Guide to the Carnegie Mellon University Multimodal Activity (CMU-MMAC) Database
journal contributionposted on 01.04.2008 by Fernando De la Torre, Jessica Hodgins, Adam Bargteil, Xavier Martin, Justin Macey, Alex Collado, Pep Beltran
Any type of content formally published in an academic journal, usually following a peer-review process.

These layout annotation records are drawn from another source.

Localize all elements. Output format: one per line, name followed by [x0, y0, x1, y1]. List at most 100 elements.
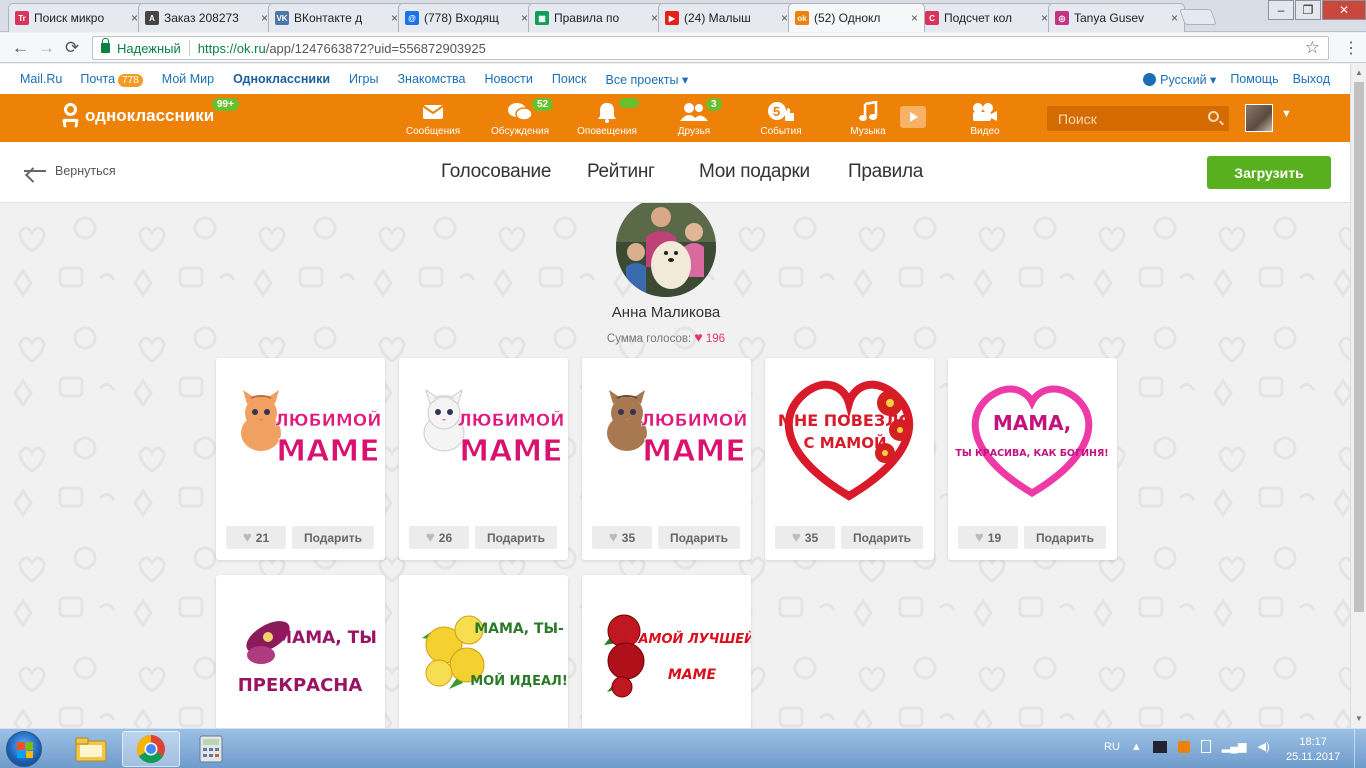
search-link[interactable]: Поиск — [552, 72, 587, 86]
user-avatar[interactable] — [1245, 104, 1273, 132]
tab-close-icon[interactable]: × — [781, 11, 788, 25]
toolbar-chat-bubbles[interactable]: Обсуждения 52 — [485, 98, 555, 137]
give-gift-button[interactable]: Подарить — [292, 526, 374, 549]
browser-tab[interactable]: A Заказ 208273 × — [138, 3, 275, 32]
tab-my-gifts[interactable]: Мои подарки — [699, 161, 810, 183]
gift-image[interactable]: САМОЙ ЛУЧШЕЙ МАМЕ — [582, 575, 751, 728]
tab-close-icon[interactable]: × — [651, 11, 658, 25]
gift-card[interactable]: ЛЮБИМОЙ МАМЕ ♥ 26 Подарить — [399, 358, 568, 560]
help-link[interactable]: Помощь — [1230, 72, 1278, 86]
forward-arrow-icon[interactable]: → — [38, 38, 55, 58]
new-tab-button[interactable] — [1179, 9, 1217, 25]
browser-tab[interactable]: ▶ (24) Малыш × — [658, 3, 795, 32]
toolbar-bell[interactable]: Оповещения — [572, 98, 642, 137]
show-desktop-button[interactable] — [1354, 729, 1366, 768]
give-gift-button[interactable]: Подарить — [1024, 526, 1106, 549]
maximize-button[interactable]: ❐ — [1295, 0, 1321, 20]
device-icon[interactable] — [1200, 740, 1211, 753]
start-button[interactable] — [6, 731, 42, 767]
bookmark-star-icon[interactable]: ☆ — [1305, 38, 1320, 58]
mailru-link[interactable]: Mail.Ru — [20, 72, 62, 86]
like-button[interactable]: ♥ 21 — [226, 526, 286, 549]
close-window-button[interactable]: ✕ — [1322, 0, 1366, 20]
like-button[interactable]: ♥ 35 — [592, 526, 652, 549]
gift-card[interactable]: ЛЮБИМОЙ МАМЕ ♥ 21 Подарить — [216, 358, 385, 560]
ok-logo[interactable]: одноклассники 99+ — [62, 98, 239, 129]
language-selector[interactable]: Русский ▾ — [1143, 72, 1216, 87]
mail-link[interactable]: Почта 778 — [80, 72, 143, 87]
network-signal-icon[interactable]: ▂▄▆ — [1222, 740, 1247, 753]
url-omnibox[interactable]: Надежный https://ok.ru/app/1247663872?ui… — [92, 36, 1329, 60]
gift-card[interactable]: МАМА, ТЫ- МОЙ ИДЕАЛ! — [399, 575, 568, 728]
browser-tab[interactable]: ok (52) Однокл × — [788, 3, 925, 32]
taskbar-explorer[interactable] — [62, 731, 120, 767]
all-projects-link[interactable]: Все проекты ▾ — [606, 72, 689, 87]
back-button[interactable]: Вернуться — [24, 164, 116, 178]
scrollbar-thumb[interactable] — [1354, 82, 1364, 612]
gift-card[interactable]: МНЕ ПОВЕЗЛО С МАМОЙ ♥ 35 Подарить — [765, 358, 934, 560]
give-gift-button[interactable]: Подарить — [475, 526, 557, 549]
gift-image[interactable]: МНЕ ПОВЕЗЛО С МАМОЙ — [765, 358, 934, 518]
ok-search-input[interactable]: Поиск — [1047, 106, 1229, 131]
profile-name[interactable]: Анна Маликова — [0, 304, 1332, 321]
tab-close-icon[interactable]: × — [131, 11, 138, 25]
search-icon[interactable] — [1208, 111, 1219, 122]
secure-indicator[interactable]: Надежный — [101, 38, 181, 56]
browser-tab[interactable]: ▦ Правила по × — [528, 3, 665, 32]
back-arrow-icon[interactable]: ← — [12, 38, 29, 58]
tab-rules[interactable]: Правила — [848, 161, 923, 183]
tab-close-icon[interactable]: × — [261, 11, 268, 25]
gift-card[interactable]: МАМА, ТЫ ПРЕКРАСНА — [216, 575, 385, 728]
gift-image[interactable]: МАМА, ТЫ КРАСИВА, КАК БОГИНЯ! — [948, 358, 1117, 518]
tray-expand-icon[interactable]: ▲ — [1131, 741, 1142, 753]
dating-link[interactable]: Знакомства — [398, 72, 466, 86]
music-play-icon[interactable] — [900, 106, 926, 128]
gift-card[interactable]: САМОЙ ЛУЧШЕЙ МАМЕ — [582, 575, 751, 728]
volume-icon[interactable]: ◀) — [1258, 740, 1270, 753]
taskbar-clock[interactable]: 18:17 25.11.2017 — [1286, 735, 1340, 765]
like-button[interactable]: ♥ 19 — [958, 526, 1018, 549]
reload-icon[interactable]: ⟳ — [65, 38, 79, 58]
news-link[interactable]: Новости — [485, 72, 533, 86]
like-button[interactable]: ♥ 26 — [409, 526, 469, 549]
upload-button[interactable]: Загрузить — [1207, 156, 1331, 189]
tab-voting[interactable]: Голосование — [441, 161, 551, 183]
tab-rating[interactable]: Рейтинг — [587, 161, 655, 183]
tray-app-icon[interactable] — [1152, 740, 1167, 753]
gift-card[interactable]: ЛЮБИМОЙ МАМЕ ♥ 35 Подарить — [582, 358, 751, 560]
give-gift-button[interactable]: Подарить — [658, 526, 740, 549]
tab-close-icon[interactable]: × — [1171, 11, 1178, 25]
taskbar-chrome[interactable] — [122, 731, 180, 767]
browser-tab[interactable]: VK ВКонтакте д × — [268, 3, 405, 32]
scroll-down-icon[interactable]: ▼ — [1355, 714, 1363, 723]
gift-image[interactable]: МАМА, ТЫ- МОЙ ИДЕАЛ! — [399, 575, 568, 728]
gift-image[interactable]: ЛЮБИМОЙ МАМЕ — [399, 358, 568, 518]
odnoklassniki-link[interactable]: Одноклассники — [233, 72, 330, 86]
gift-card[interactable]: МАМА, ТЫ КРАСИВА, КАК БОГИНЯ! ♥ 19 Подарить — [948, 358, 1117, 560]
scroll-up-icon[interactable]: ▲ — [1355, 68, 1363, 77]
browser-menu-icon[interactable]: ⋮ — [1343, 38, 1359, 58]
toolbar-envelope[interactable]: Сообщения — [398, 100, 468, 137]
give-gift-button[interactable]: Подарить — [841, 526, 923, 549]
toolbar-video-camera[interactable]: Видео — [950, 100, 1020, 137]
ok-tray-icon[interactable] — [1177, 740, 1190, 753]
browser-tab[interactable]: C Подсчет кол × — [918, 3, 1055, 32]
tab-close-icon[interactable]: × — [1041, 11, 1048, 25]
minimize-button[interactable]: ‒ — [1268, 0, 1294, 20]
browser-tab[interactable]: @ (778) Входящ × — [398, 3, 535, 32]
tab-close-icon[interactable]: × — [521, 11, 528, 25]
logout-link[interactable]: Выход — [1293, 72, 1330, 86]
user-menu-caret-icon[interactable]: ▼ — [1281, 108, 1292, 120]
taskbar-calculator[interactable] — [182, 731, 240, 767]
page-scrollbar[interactable]: ▲ ▼ — [1350, 64, 1366, 728]
games-link[interactable]: Игры — [349, 72, 378, 86]
toolbar-music-note[interactable]: Музыка — [833, 100, 903, 137]
like-button[interactable]: ♥ 35 — [775, 526, 835, 549]
gift-image[interactable]: ЛЮБИМОЙ МАМЕ — [216, 358, 385, 518]
browser-tab[interactable]: ◎ Tanya Gusev × — [1048, 3, 1185, 32]
gift-image[interactable]: ЛЮБИМОЙ МАМЕ — [582, 358, 751, 518]
keyboard-language[interactable]: RU — [1104, 741, 1120, 753]
gift-image[interactable]: МАМА, ТЫ ПРЕКРАСНА — [216, 575, 385, 728]
toolbar-friends[interactable]: Друзья 3 — [659, 98, 729, 137]
tab-close-icon[interactable]: × — [911, 11, 918, 25]
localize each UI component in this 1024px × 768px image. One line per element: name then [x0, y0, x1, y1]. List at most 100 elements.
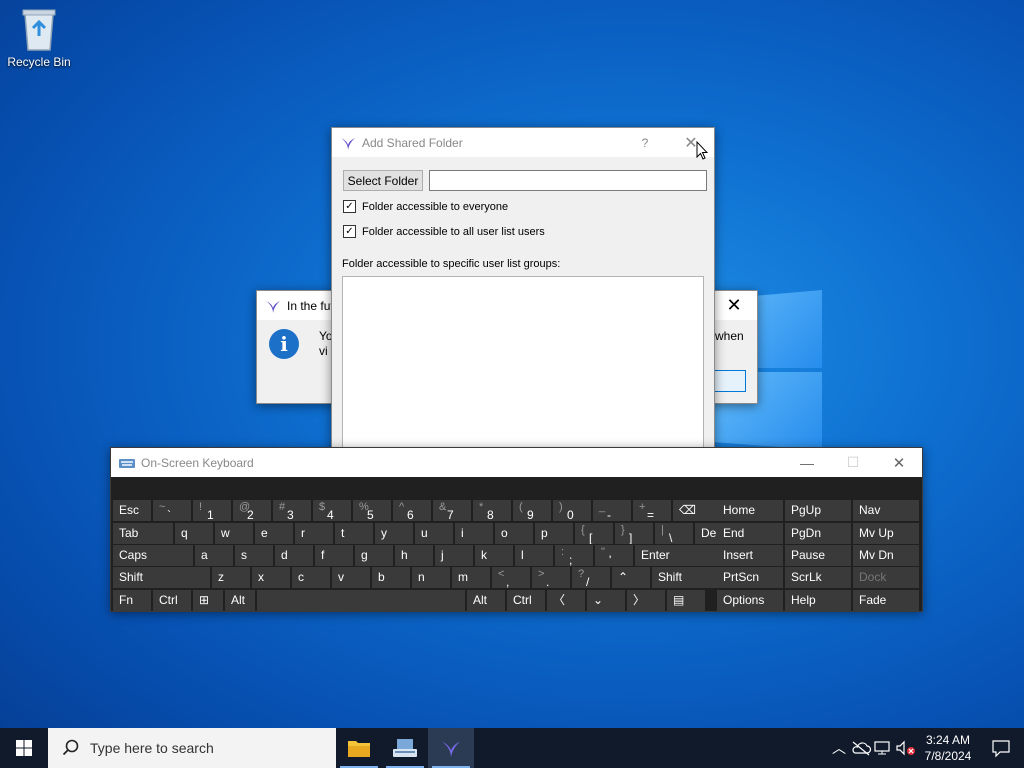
dialog-titlebar[interactable]: Add Shared Folder ? ✕	[332, 128, 714, 157]
osk-key-3[interactable]: #3	[273, 500, 311, 521]
osk-key-=[interactable]: + =	[633, 500, 671, 521]
osk-key-mv-dn[interactable]: Mv Dn	[853, 545, 919, 566]
osk-key-o[interactable]: o	[495, 523, 533, 544]
osk-key-i[interactable]: i	[455, 523, 493, 544]
taskbar-clock[interactable]: 3:24 AM 7/8/2024	[918, 732, 978, 764]
osk-key-y[interactable]: y	[375, 523, 413, 544]
osk-key-j[interactable]: j	[435, 545, 473, 566]
osk-key-pgdn[interactable]: PgDn	[785, 523, 851, 544]
osk-key-alt[interactable]: Alt	[225, 590, 255, 611]
osk-key-u[interactable]: u	[415, 523, 453, 544]
osk-key-,[interactable]: <,	[492, 567, 530, 588]
osk-close-button[interactable]: ✕	[876, 448, 922, 477]
osk-key--[interactable]: _ -	[593, 500, 631, 521]
osk-key-a[interactable]: a	[195, 545, 233, 566]
osk-minimize-button[interactable]: —	[784, 448, 830, 477]
checkbox-all-users[interactable]: ✓	[343, 225, 356, 238]
osk-key-prtscn[interactable]: PrtScn	[717, 567, 783, 588]
osk-key-pgup[interactable]: PgUp	[785, 500, 851, 521]
chk-all-users[interactable]: ✓ Folder accessible to all user list use…	[343, 225, 545, 238]
osk-key-options[interactable]: Options	[717, 590, 783, 611]
osk-key-][interactable]: }]	[615, 523, 653, 544]
osk-key-.[interactable]: >.	[532, 567, 570, 588]
osk-key-/[interactable]: ? /	[572, 567, 610, 588]
osk-key-end[interactable]: End	[717, 523, 783, 544]
osk-key-〈[interactable]: 〈	[547, 590, 585, 611]
osk-key-b[interactable]: b	[372, 567, 410, 588]
osk-key-q[interactable]: q	[175, 523, 213, 544]
osk-key-r[interactable]: r	[295, 523, 333, 544]
osk-key-scrlk[interactable]: ScrLk	[785, 567, 851, 588]
osk-key-m[interactable]: m	[452, 567, 490, 588]
osk-key-caps[interactable]: Caps	[113, 545, 193, 566]
osk-key-nav[interactable]: Nav	[853, 500, 919, 521]
chevron-up-icon[interactable]: ︿	[828, 738, 850, 758]
osk-key-▤[interactable]: ▤	[667, 590, 705, 611]
osk-key-shift[interactable]: Shift	[113, 567, 210, 588]
osk-key-c[interactable]: c	[292, 567, 330, 588]
start-button[interactable]	[0, 728, 48, 768]
osk-key-1[interactable]: ! 1	[193, 500, 231, 521]
osk-key-esc[interactable]: Esc	[113, 500, 151, 521]
osk-key-0[interactable]: ) 0	[553, 500, 591, 521]
folder-path-input[interactable]	[429, 170, 707, 191]
osk-key-5[interactable]: % 5	[353, 500, 391, 521]
taskbar-bird-app[interactable]	[428, 728, 474, 768]
osk-key-ctrl[interactable]: Ctrl	[153, 590, 191, 611]
osk-key-g[interactable]: g	[355, 545, 393, 566]
osk-key-e[interactable]: e	[255, 523, 293, 544]
osk-key-v[interactable]: v	[332, 567, 370, 588]
osk-key-t[interactable]: t	[335, 523, 373, 544]
osk-key-h[interactable]: h	[395, 545, 433, 566]
osk-key-⊞[interactable]: ⊞	[193, 590, 223, 611]
osk-key-alt[interactable]: Alt	[467, 590, 505, 611]
osk-key-n[interactable]: n	[412, 567, 450, 588]
osk-key-[[interactable]: {[	[575, 523, 613, 544]
taskbar-on-screen-keyboard[interactable]	[382, 728, 428, 768]
chk-everyone[interactable]: ✓ Folder accessible to everyone	[343, 200, 508, 213]
osk-key-2[interactable]: @2	[233, 500, 271, 521]
volume-muted-icon[interactable]	[894, 740, 918, 756]
osk-key-dock[interactable]: Dock	[853, 567, 919, 588]
dialog-help-button[interactable]: ?	[622, 128, 668, 157]
osk-key-7[interactable]: & 7	[433, 500, 471, 521]
osk-key-`[interactable]: ~ `	[153, 500, 191, 521]
osk-key-space[interactable]	[257, 590, 465, 611]
taskbar-file-explorer[interactable]	[336, 728, 382, 768]
osk-key-l[interactable]: l	[515, 545, 553, 566]
osk-key-d[interactable]: d	[275, 545, 313, 566]
osk-key-8[interactable]: * 8	[473, 500, 511, 521]
cloud-offline-icon[interactable]	[850, 740, 872, 756]
osk-key-;[interactable]: :;	[555, 545, 593, 566]
osk-key-backslash[interactable]: | \	[655, 523, 693, 544]
osk-key-x[interactable]: x	[252, 567, 290, 588]
osk-key-home[interactable]: Home	[717, 500, 783, 521]
osk-key-p[interactable]: p	[535, 523, 573, 544]
taskbar-search-box[interactable]: Type here to search	[48, 728, 336, 768]
message-close-button[interactable]: ✕	[711, 291, 757, 320]
osk-key-ctrl[interactable]: Ctrl	[507, 590, 545, 611]
osk-key-mv-up[interactable]: Mv Up	[853, 523, 919, 544]
osk-key-4[interactable]: $4	[313, 500, 351, 521]
osk-key-help[interactable]: Help	[785, 590, 851, 611]
osk-key-pause[interactable]: Pause	[785, 545, 851, 566]
osk-key-fn[interactable]: Fn	[113, 590, 151, 611]
osk-key-fade[interactable]: Fade	[853, 590, 919, 611]
notification-icon[interactable]	[978, 738, 1024, 758]
recycle-bin-desktop-icon[interactable]: Recycle Bin	[6, 6, 72, 69]
osk-key-w[interactable]: w	[215, 523, 253, 544]
osk-key-9[interactable]: (9	[513, 500, 551, 521]
osk-key-⌃[interactable]: ⌃	[612, 567, 650, 588]
osk-titlebar[interactable]: On-Screen Keyboard — ☐ ✕	[111, 448, 922, 477]
osk-key-'[interactable]: " '	[595, 545, 633, 566]
osk-key-s[interactable]: s	[235, 545, 273, 566]
network-icon[interactable]	[872, 740, 894, 756]
osk-key-tab[interactable]: Tab	[113, 523, 173, 544]
osk-maximize-button[interactable]: ☐	[830, 448, 876, 477]
groups-listbox[interactable]	[342, 276, 704, 458]
checkbox-everyone[interactable]: ✓	[343, 200, 356, 213]
osk-key-⌄[interactable]: ⌄	[587, 590, 625, 611]
osk-key-f[interactable]: f	[315, 545, 353, 566]
osk-key-〉[interactable]: 〉	[627, 590, 665, 611]
osk-key-insert[interactable]: Insert	[717, 545, 783, 566]
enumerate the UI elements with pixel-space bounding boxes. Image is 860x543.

This document summarizes the technology, procedures, and database organization of the CMU Multi-Modal Activity Database (CMU-MMAC). The CMU-MMAC database contains multimodal measures of the human activity of subjects performing the tasks involved in cooking and food preparation. The CMU-MMAC database was collected in Carnegie Mellon University’s Motion Capture Lab. A kitchen was built and to date five subjects have been recorded cooking five different recipes: brownies, pizza, sandwich, salad and scrambled eggs. The following modalities were recorded: • Video: (1) Three high spatial resolution (1024 × 768) color video cameras at low temporal resolution (30 Hertz). (2) Two low spatial resolution (640 × 480) color video cameras at high temporal resolution (60 Hertz). (3) One wearable low spatial resolution (640×480) camera at low temporal resolution (12 Hertz). • Audio: (1) Five balanced microphones. (2) Wearable watch. • Motion capture: A Vicon motion capture system with 12 infrared MX-40 cameras. Each camera records images of 4 megapixel resolution at 120 Hertz. • Five 3-axis accelerometers and gyroscopes. Several computers were used for recording the various modalities. The computers were synchronized using the Network Time Protocol (NTP).